HIPER-HIPÓCRITA _ É aquele tipo de cara azedo, sem um pingo de senso de humor nem senso de humanidade, mas, apesar disso, dotado duma facilidade inata pra se transformar na própria imagem do amor, quando o caso é cativar seu interlocutor pra arrancar-lhe algo _ algum favor, alguma vantagem, alguma raspa que seja. Então, através de um ‘clic’ mágico e instantâneo, um sorriso luminoso resplandece no rosto desta víbora, e seus olhos duros tornam-se duas pombinhas a brincar ao sol... Diz-se que Deus não dá asa a cobra; no entanto é notório o talento teatral com que a Providência aquinhoou esta raça de serpente.
Tipo frívolo e interesseiro por excelência, o h. hipócrita permite-se os atos mais ternos de que um ser humano é capaz; dá-se a demonstrações de candura que rivalizam com o famoso beijo de Judas. Um fato irônico e aparentemente paradoxal é que, apesar de sua natureza intrinsecamente mesquinha, este trairão consegue cativar qualquer um! Ele tem um carisma, peculiar à pilantrice, capaz de contagiar multidões, induzindo suas vítimas àquele estado comumente definido como “o maior alto astral”... pois ele é um ser verdadeiramente irresistível e luminoso quando assim o quer.
Quem nunca assistiu este bichano em ação numa cena trágica, provavelmente ainda não avaliou condignamente a dimensão, o alcance, a imponência da Arte Teatral... O crocodilão soluçando e produzindo lágrimas de esguicho, só pra fazer uma mediazinha estúpida! Até o coração mais duro se verga, tal o primor da performance. Mas não nos equivoquemos: não se trata de um chorão, tampouco de um grande artista melodramático _ trata-se de um monstro!
O hiper-hipócrita é, por definição, desprovido do mais elementar sentido de escrúpulo; capaz declarar amor ao pior inimigo exibindo uma expressão celestial no olhar; capaz de fazer uma cena inteira de Shakespeare pra poder roubar uma bagatela que não valeria o esforço de meio sorriso falso. E aí, alcançado o seu intento, esfria logo em seguida, simplesmente, mostrando-se descaradamente escroto. Seu talento é tanto que, não importa quantas vezes ele cuspir no prato, outras tantas ele vai levá-lo a crer na força transformadora do amor, só pra cuspir de novo no prato; ele mia gostoso na hora de pedir, mas come rosnando feito leão.
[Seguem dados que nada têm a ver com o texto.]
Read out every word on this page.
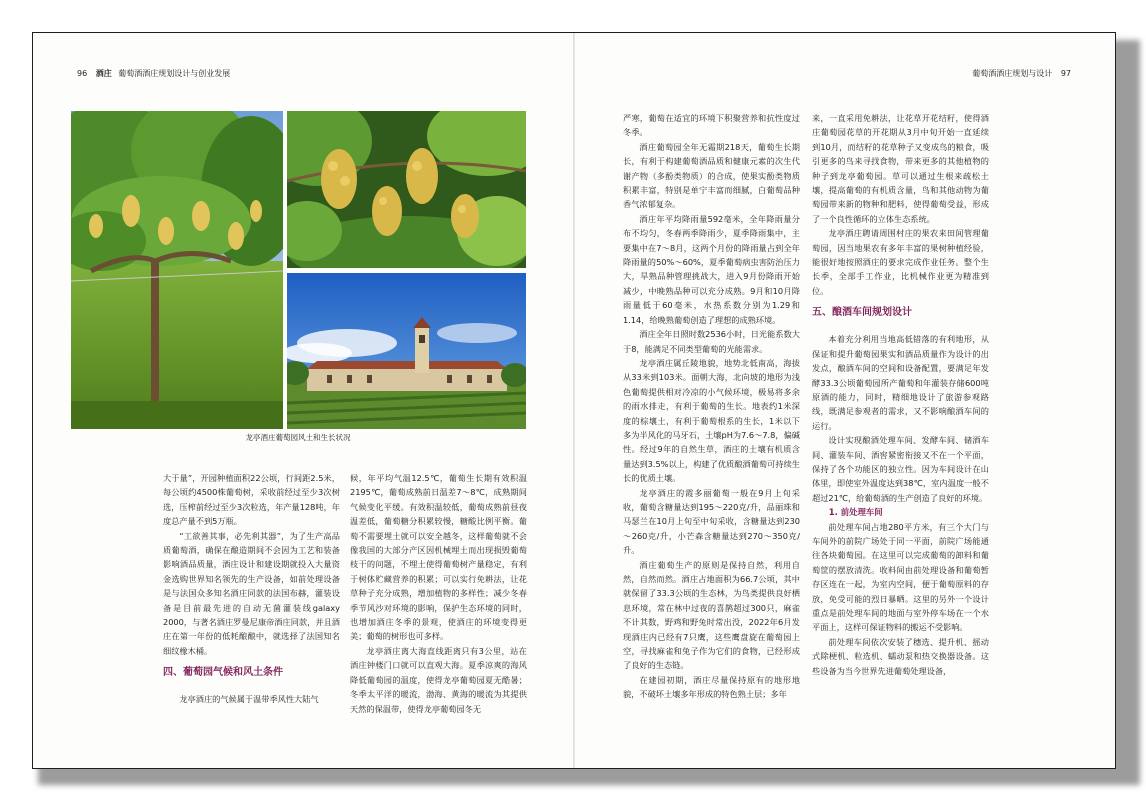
96 酒庄 葡萄酒酒庄规划设计与创业发展	葡萄酒酒庄规划与设计 97
龙亭酒庄葡萄园风土和生长状况

大于量”，开园种植面积22公顷，行间距2.5米，每公顷约4500株葡萄树，采收前经过至少3次树选，压榨前经过至少3次粒选，年产量128吨，年度总产量不到5万瓶。

“工欲善其事，必先利其器”，为了生产高品质葡萄酒，确保在酿造期间不会因为工艺和装备影响酒品质量，酒庄设计和建设期就投入大量资金选购世界知名领先的生产设备，如前处理设备是与法国众多知名酒庄同款的法国布赫，灌装设备是目前最先进的自动无菌灌装线galaxy 2000，与著名酒庄罗曼尼康帝酒庄同款，并且酒庄在第一年份的低耗酿酿中，就选择了法国知名细纹橡木桶。

四、葡萄园气候和风土条件

龙亭酒庄的气候属于温带季风性大陆气

候，年平均气温12.5℃，葡萄生长期有效积温2195℃，葡萄成熟前日温差7～8℃，成熟期间气候变化平缓。有效积温较低，葡萄成熟前昼夜温差低，葡萄糖分积累较慢，糖酸比例平衡。葡萄不需要埋土就可以安全越冬，这样葡萄就不会像我国的大部分产区因机械埋土而出现损毁葡萄枝干的问题，不埋土使得葡萄树产量稳定，有利于树体贮藏营养的积累；可以实行免耕法，让花草种子充分成熟，增加植物的多样性；减少冬春季节风沙对环境的影响，保护生态环境的同时，也增加酒庄冬季的景观，使酒庄的环境变得更美；葡萄的树形也可多样。

龙亭酒庄离大海直线距离只有3公里，站在酒庄钟楼门口就可以直观大海。夏季凉爽的海风降低葡萄园的温度，使得龙亭葡萄园夏无酷暑；冬季太平洋的暖流，渤海、黄海的暖流为其提供天然的保温带，使得龙亭葡萄园冬无

严寒，葡萄在适宜的环境下积聚营养和抗性度过冬季。

酒庄葡萄园全年无霜期218天，葡萄生长期长，有利于构建葡萄酒品质和健康元素的次生代谢产物（多酚类物质）的合成，使果实酚类物质积累丰富，特别是单宁丰富而细腻，白葡萄品种香气浓郁复杂。

酒庄年平均降雨量592毫米，全年降雨量分布不均匀，冬春两季降雨少，夏季降雨集中，主要集中在7～8月，这两个月份的降雨量占到全年降雨量的50%～60%，夏季葡萄病虫害防治压力大，旱熟品种管理挑战大，进入9月份降雨开始减少，中晚熟品种可以充分成熟。9月和10月降雨量低于60毫米，水热系数分别为1.29和1.14，给晚熟葡萄创造了理想的成熟环境。

酒庄全年日照时数2536小时，日光能系数大于8，能满足不同类型葡萄的光能需求。

龙亭酒庄属丘陵地貌，地势北低南高，海拔从33米到103米。面朝大海，北向坡的地形为浅色葡萄提供相对冷凉的小气候环境，极易将多余的雨水排走，有利于葡萄的生长。地表约1米深度的棕壤土，有利于葡萄根系的生长，1米以下多为半风化的马牙石，土壤pH为7.6～7.8，偏碱性。经过9年的自然生草，酒庄的土壤有机质含量达到3.5%以上，构建了优质酿酒葡萄可持续生长的优质土壤。

龙亭酒庄的霞多丽葡萄一般在9月上旬采收，葡萄含糖量达到195～220克/升，品丽珠和马瑟兰在10月上旬至中旬采收，含糖量达到230～260克/升，小芒森含糖量达到270～350克/升。

酒庄葡萄生产的原则是保持自然，利用自然，自然而然。酒庄占地面积为66.7公顷，其中就保留了33.3公顷的生态林，为鸟类提供良好栖息环境，常在林中过夜的喜鹊超过300只，麻雀不计其数，野鸡和野兔时常出没，2022年6月发现酒庄内已经有7只鹰，这些鹰盘旋在葡萄园上空，寻找麻雀和兔子作为它们的食物，已经形成了良好的生态链。

在建园初期，酒庄尽量保持原有的地形地貌，不破坏土壤多年形成的特色熟土层；多年

来，一直采用免耕法，让花草开花结籽，使得酒庄葡萄园花草的开花期从3月中旬开始一直延续到10月，而结籽的花草种子又变成鸟的粮食，吸引更多的鸟来寻找食物，带来更多的其他植物的种子到龙亭葡萄园。草可以通过生根来疏松土壤，提高葡萄的有机质含量，鸟和其他动物为葡萄园带来新的物种和肥料，使得葡萄受益，形成了一个良性循环的立体生态系统。

龙亭酒庄聘请周围村庄的果农来田间管理葡萄园，因当地果农有多年丰富的果树种植经验，能很好地按照酒庄的要求完成作业任务。整个生长季，全部手工作业，比机械作业更为精准到位。

五、酿酒车间规划设计

本着充分利用当地高低错落的有利地形，从保证和提升葡萄园果实和酒品质量作为设计的出发点，酿酒车间的空间和设备配置，要满足年发酵33.3公顷葡萄园所产葡萄和年灌装存储600吨原酒的能力，同时，精细地设计了旅游参观路线，既满足参观者的需求，又不影响酿酒车间的运行。

设计实现酿酒处理车间、发酵车间、储酒车间、灌装车间、酒窖紧密衔接又不在一个平面，保持了各个功能区的独立性。因为车间设计在山体里，即使室外温度达到38℃，室内温度一般不超过21℃，给葡萄酒的生产创造了良好的环境。

1. 前处理车间

前处理车间占地280平方米，有三个大门与车间外的前院广场处于同一平面，前院广场能通往各块葡萄园。在这里可以完成葡萄的卸料和葡萄筐的摆放清洗。收料间由前处理设备和葡萄暂存区连在一起，为室内空间，便于葡萄原料的存放，免受可能的烈日暴晒。这里的另外一个设计重点是前处理车间的地面与室外停车场在一个水平面上，这样可保证物料的搬运不受影响。

前处理车间依次安装了穗选、提升机、摇动式除梗机、粒选机、蠕动泵和热交换器设备。这些设备为当今世界先进葡萄处理设备，
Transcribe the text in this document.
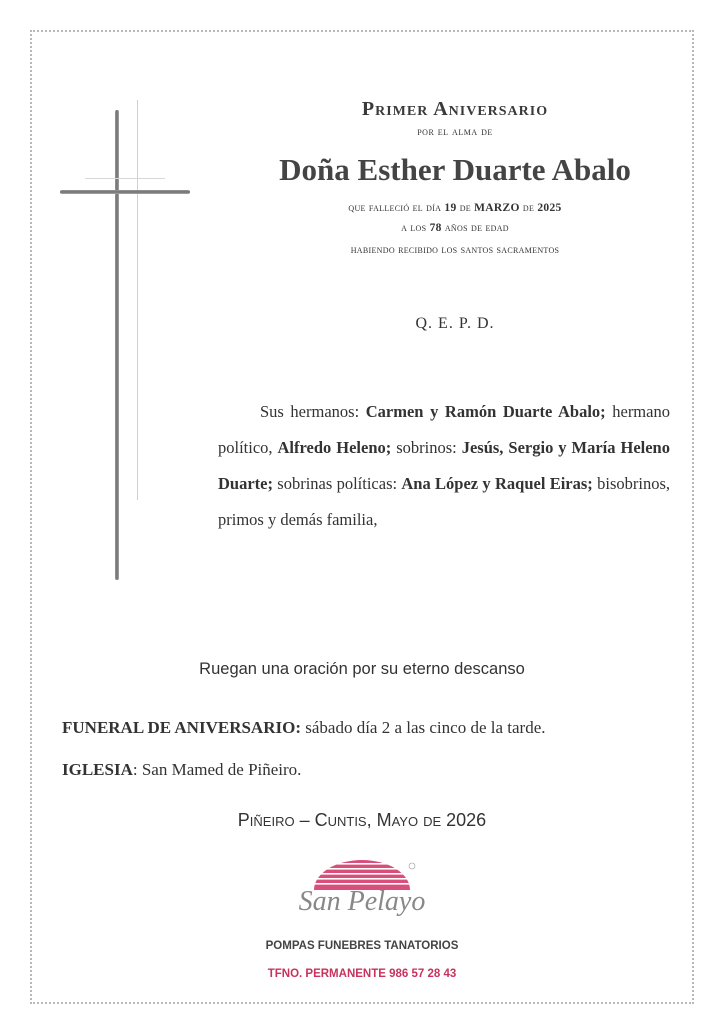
Primer Aniversario
por el alma de
Doña Esther Duarte Abalo
que falleció el día 19 de MARZO de 2025
a los 78 años de edad
habiendo recibido los santos sacramentos
Q. E. P. D.
Sus hermanos: Carmen y Ramón Duarte Abalo; hermano político, Alfredo Heleno; sobrinos: Jesús, Sergio y María Heleno Duarte; sobrinas políticas: Ana López y Raquel Eiras; bisobrinos, primos y demás familia,
Ruegan una oración por su eterno descanso
FUNERAL DE ANIVERSARIO: sábado día 2 a las cinco de la tarde.
IGLESIA: San Mamed de Piñeiro.
Piñeiro – Cuntis, Mayo de 2026
San Pelayo
POMPAS FUNEBRES TANATORIOS
TFNO. PERMANENTE 986 57 28 43
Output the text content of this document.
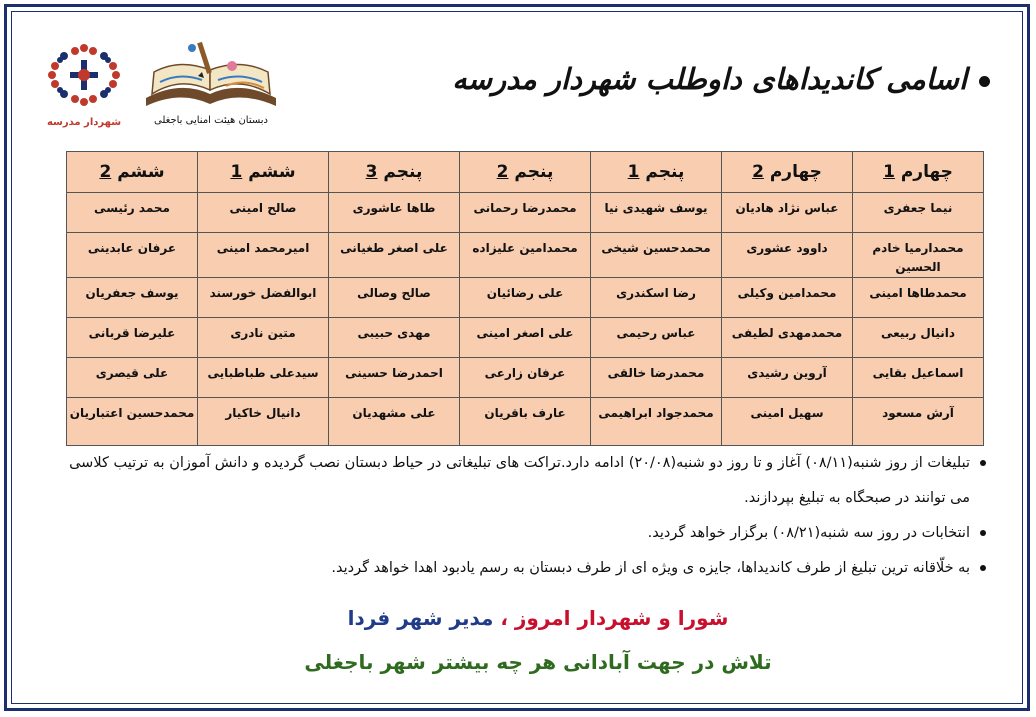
شهردار مدرسه	دبستان هیئت امنایی باجغلی
اسامی کاندیداهای داوطلب شهردار مدرسه
چهارم 1	چهارم 2	پنجم 1	پنجم 2	پنجم 3	ششم 1	ششم 2
نیما جعفری	عباس نژاد هادیان	یوسف شهیدی نیا	محمدرضا رحمانی	طاها عاشوری	صالح امینی	محمد رئیسی
محمدارمیا خادم الحسین	داوود عشوری	محمدحسین شیخی	محمدامین علیزاده	علی اصغر طغیانی	امیرمحمد امینی	عرفان عابدینی
محمدطاها امینی	محمدامین وکیلی	رضا اسکندری	علی رضائیان	صالح وصالی	ابوالفضل خورسند	یوسف جعفریان
دانیال ربیعی	محمدمهدی لطیفی	عباس رحیمی	علی اصغر امینی	مهدی حبیبی	متین نادری	علیرضا قربانی
اسماعیل بقایی	آروین رشیدی	محمدرضا خالقی	عرفان زارعی	احمدرضا حسینی	سیدعلی طباطبایی	علی قیصری
آرش مسعود	سهیل امینی	محمدجواد ابراهیمی	عارف باقریان	علی مشهدیان	دانیال خاکیار	محمدحسین اعتباریان
تبلیغات از روز شنبه(۰۸/۱۱) آغاز و تا روز دو شنبه(۲۰/۰۸) ادامه دارد.تراکت های تبلیغاتی در حیاط دبستان نصب گردیده و دانش آموزان به ترتیب کلاسی می توانند در صبحگاه به تبلیغ بپردازند.
انتخابات در روز سه شنبه(۰۸/۲۱) برگزار خواهد گردید.
به خلّاقانه ترین تبلیغ از طرف کاندیداها، جایزه ی ویژه ای از طرف دبستان به رسم یادبود اهدا خواهد گردید.
شورا و شهردار امروز ، مدیر شهر فردا
تلاش در جهت آبادانی هر چه بیشتر شهر باجغلی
Há certos locutores de telejornal que conseguem uma proeza maior do que escrever com as duas mãos ao mesmo tempo: são capazes de sustentar por horas seguidas um intrigante sorriso nos olhos, que nada tem a ver com o que falam. Anunciam, por exemplo, que o governo pretende fixar a idade mínima de aposentadoria em 98 anos; ou proclamam, com os olhinhos brilhando, que agora pagaremos imposto também sobre o ar que respiramos. Até aí nada demais. O notável mesmo é que, pela expressão auspiciosa que ostentam no olhar, levam qualquer um a ficar radiante de alegria vendo a naba entrar. Tem que ter talento! Com sua canalhice esforçada, esses insinuadores se tornam os queridinhos de milhões de babacas. E com merecimento: eles são verdadeiras máquinas de simpatia!
HIPER-SOVINA _ É o doente crônico que, quando passa mais de dois meses sem precisar de atendimento médico, mete a cabeça numa quina ou pula no meio dum espinheiro, que é pra poder justificar o dinheiro que gasto com o plano de saúde.